Let the tangent drawn from the point $P\left( {{x_1},{y_1}} \right)$ meet the circle at the point $T$ as shown in the given diagram. The equation is given by ${x^2} + {y^2} + 2gx + 2fy + c = 0\,\,\,\,{\text{ – – – }}\left( {\text{i}} \right)$

Consider the triangle $PTC$ formed in this way is a right triangle, so according to the given diagram we have

${\left| {PT} \right|^2} + {\left| {TC} \right|^2} = {\left| {PC} \right|^2}\,\,\,\,{\text{ – – – }}\left( {{\text{ii}}} \right)$

It is observed that $\left| {TC} \right|$ is the radius of the circle, so ${\left| {TC} \right|^2} = {g^2} + {f^2} – c$.

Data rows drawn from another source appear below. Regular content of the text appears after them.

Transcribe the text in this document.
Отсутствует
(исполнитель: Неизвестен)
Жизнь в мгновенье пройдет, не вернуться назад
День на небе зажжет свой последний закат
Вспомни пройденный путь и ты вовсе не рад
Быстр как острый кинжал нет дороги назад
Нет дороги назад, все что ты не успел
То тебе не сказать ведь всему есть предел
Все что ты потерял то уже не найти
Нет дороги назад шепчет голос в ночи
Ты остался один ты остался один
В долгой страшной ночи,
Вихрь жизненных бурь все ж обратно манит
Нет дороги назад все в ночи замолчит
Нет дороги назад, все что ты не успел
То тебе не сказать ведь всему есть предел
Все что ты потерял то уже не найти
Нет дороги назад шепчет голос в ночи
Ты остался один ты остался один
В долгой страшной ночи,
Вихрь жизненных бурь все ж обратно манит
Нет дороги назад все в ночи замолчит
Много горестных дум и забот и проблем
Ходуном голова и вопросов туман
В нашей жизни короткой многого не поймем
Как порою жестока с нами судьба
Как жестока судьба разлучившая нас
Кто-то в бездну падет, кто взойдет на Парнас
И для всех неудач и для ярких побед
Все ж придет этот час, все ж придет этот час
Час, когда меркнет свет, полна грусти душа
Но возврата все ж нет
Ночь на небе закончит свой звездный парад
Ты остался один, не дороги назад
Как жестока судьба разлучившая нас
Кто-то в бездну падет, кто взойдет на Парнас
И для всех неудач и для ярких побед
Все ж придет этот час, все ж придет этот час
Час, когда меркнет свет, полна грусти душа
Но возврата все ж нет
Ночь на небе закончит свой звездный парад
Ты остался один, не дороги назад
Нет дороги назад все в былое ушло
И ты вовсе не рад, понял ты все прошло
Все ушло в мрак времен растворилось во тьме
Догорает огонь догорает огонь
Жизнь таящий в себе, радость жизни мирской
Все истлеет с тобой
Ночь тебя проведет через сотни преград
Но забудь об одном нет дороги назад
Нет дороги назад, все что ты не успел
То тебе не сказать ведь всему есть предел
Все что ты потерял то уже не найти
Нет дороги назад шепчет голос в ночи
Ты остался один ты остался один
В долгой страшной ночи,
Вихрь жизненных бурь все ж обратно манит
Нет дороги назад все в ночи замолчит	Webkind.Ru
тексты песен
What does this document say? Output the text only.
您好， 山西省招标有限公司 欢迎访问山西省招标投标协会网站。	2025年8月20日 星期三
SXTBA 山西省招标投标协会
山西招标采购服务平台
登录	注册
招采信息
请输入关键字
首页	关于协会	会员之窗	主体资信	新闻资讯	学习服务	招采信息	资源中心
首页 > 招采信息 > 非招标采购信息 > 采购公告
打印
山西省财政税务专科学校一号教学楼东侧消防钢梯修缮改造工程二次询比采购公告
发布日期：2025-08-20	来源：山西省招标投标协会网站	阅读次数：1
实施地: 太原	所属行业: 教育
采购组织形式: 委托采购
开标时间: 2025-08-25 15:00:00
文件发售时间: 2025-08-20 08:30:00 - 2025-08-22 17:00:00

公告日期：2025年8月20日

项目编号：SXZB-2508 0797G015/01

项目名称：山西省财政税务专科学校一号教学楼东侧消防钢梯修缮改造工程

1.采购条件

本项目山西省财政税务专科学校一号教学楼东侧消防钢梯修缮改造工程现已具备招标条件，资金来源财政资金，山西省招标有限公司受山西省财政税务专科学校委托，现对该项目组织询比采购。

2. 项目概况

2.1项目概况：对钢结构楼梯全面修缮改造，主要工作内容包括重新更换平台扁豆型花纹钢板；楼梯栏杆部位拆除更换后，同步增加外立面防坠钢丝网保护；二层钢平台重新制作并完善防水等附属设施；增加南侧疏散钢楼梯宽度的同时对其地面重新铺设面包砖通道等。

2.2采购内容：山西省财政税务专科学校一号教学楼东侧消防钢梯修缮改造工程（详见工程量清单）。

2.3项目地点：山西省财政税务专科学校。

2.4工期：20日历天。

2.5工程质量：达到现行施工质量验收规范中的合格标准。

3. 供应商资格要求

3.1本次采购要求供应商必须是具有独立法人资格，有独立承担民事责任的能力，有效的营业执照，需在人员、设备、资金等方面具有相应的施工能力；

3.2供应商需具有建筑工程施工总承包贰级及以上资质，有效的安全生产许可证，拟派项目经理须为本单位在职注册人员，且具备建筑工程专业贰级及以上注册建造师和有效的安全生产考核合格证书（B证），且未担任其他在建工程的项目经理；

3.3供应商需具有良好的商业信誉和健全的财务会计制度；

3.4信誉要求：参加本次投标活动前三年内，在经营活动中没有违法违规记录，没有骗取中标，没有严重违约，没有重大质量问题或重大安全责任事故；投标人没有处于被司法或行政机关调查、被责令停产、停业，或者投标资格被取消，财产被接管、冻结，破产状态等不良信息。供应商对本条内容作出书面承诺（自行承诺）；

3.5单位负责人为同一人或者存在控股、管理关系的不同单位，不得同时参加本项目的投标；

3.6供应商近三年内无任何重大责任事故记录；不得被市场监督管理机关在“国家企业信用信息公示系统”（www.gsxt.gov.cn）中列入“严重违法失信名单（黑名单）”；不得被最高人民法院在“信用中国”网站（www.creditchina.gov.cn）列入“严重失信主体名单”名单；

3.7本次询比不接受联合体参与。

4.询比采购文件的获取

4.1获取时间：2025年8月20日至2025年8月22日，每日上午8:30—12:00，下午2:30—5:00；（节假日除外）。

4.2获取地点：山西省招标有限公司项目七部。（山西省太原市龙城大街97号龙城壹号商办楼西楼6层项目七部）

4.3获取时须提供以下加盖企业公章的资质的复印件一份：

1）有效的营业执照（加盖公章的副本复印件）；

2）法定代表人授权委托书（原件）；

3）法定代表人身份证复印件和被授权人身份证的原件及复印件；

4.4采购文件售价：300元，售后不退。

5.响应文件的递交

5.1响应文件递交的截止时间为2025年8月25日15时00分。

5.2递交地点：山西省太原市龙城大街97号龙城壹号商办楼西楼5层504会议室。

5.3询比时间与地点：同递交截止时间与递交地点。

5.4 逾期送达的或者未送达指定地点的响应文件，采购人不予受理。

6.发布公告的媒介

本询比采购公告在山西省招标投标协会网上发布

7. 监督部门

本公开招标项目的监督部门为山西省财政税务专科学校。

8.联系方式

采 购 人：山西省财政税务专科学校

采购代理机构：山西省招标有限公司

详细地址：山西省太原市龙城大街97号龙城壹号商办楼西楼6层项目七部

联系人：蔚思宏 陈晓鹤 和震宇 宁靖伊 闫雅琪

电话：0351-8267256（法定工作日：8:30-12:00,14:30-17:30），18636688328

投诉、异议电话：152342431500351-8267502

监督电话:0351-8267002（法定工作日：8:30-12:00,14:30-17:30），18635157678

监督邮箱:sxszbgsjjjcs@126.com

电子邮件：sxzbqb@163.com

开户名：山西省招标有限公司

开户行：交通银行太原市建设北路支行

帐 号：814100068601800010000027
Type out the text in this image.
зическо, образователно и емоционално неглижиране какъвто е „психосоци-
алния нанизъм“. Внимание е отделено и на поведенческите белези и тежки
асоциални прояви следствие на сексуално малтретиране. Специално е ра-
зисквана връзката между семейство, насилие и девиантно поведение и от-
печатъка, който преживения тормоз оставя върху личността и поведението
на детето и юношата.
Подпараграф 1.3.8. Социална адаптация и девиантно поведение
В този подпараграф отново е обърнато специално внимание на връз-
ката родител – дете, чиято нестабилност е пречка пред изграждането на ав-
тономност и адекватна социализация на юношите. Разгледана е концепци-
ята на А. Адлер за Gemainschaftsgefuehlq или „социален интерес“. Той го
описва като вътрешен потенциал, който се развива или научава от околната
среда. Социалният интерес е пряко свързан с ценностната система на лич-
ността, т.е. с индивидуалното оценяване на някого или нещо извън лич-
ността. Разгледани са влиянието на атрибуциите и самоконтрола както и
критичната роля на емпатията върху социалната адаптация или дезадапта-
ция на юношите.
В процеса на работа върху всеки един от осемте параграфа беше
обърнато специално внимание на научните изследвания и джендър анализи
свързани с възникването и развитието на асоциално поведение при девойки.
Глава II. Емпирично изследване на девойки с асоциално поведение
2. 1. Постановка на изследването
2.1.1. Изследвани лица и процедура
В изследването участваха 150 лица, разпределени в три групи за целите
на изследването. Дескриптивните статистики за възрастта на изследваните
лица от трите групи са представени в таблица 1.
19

We also have ${\left| {PC} \right|^2} = {\left( {{x_1} – \left( { – g} \right)} \right)^2} + {\left( {{y_1} – \left( { – f} \right)} \right)^2} = {\left( {{x_1} + g} \right)^2} + {\left( {{y_1} + f} \right)^2}$

Putting all these values in (ii), we get

$\begin{gathered} {\left| {PT} \right|^2} + {g^2} + {f^2} – c = {\left( {{x_1} + g} \right)^2} + {\left( {{y_1} + f} \right)^2} \\ \Rightarrow {\left| {PT} \right|^2} + {g^2} + {f^2} – c = {x_1}^2 + 2g{x_1} + {g^2} + {y_1}^2 + 2f{y_1} + {f^2} \\ \Rightarrow {\left| {PT} \right|^2} = {x_1}^2 + {y_1}^2 + 2g{x_1} + 2f{y_1} + c \\ \Rightarrow \left| {PT} \right| = \sqrt {{x_1}^2 + {y_1}^2 + 2g{x_1} + 2f{y_1} + c} \\ \end{gathered}$

This gives the length of the tangent from the point $P\left( {{x_1},{y_1}} \right)$ to the circle ${x^2} + {y^2} + 2gx + 2fy + c = 0$.

Similarly, we can show that the $PS$ is also of the same length.

Example: Find the length of the tangent from $\left( {12, – 9} \right)$ to the circle
$3{x^2} + 3{y^2} – 7x + 22y + 9 = 0$

Dividing the equation of the circle by 3, we get the standard form
${x^2} + {y^2} – \frac{7}{3}x + \frac{{22}}{3}y + 3 = 0$

The required length of the tangent from $\left( {12, – 9} \right)$ is

$\sqrt {{{\left( {12} \right)}^2} + {{\left( { – 9} \right)}^2} – \frac{7}{3}\left( {12} \right) + \frac{{22}}{3}\left( { – 9} \right) + 3} = \sqrt {144 + 81 – 28 – 66 + 3} = \sqrt {134}$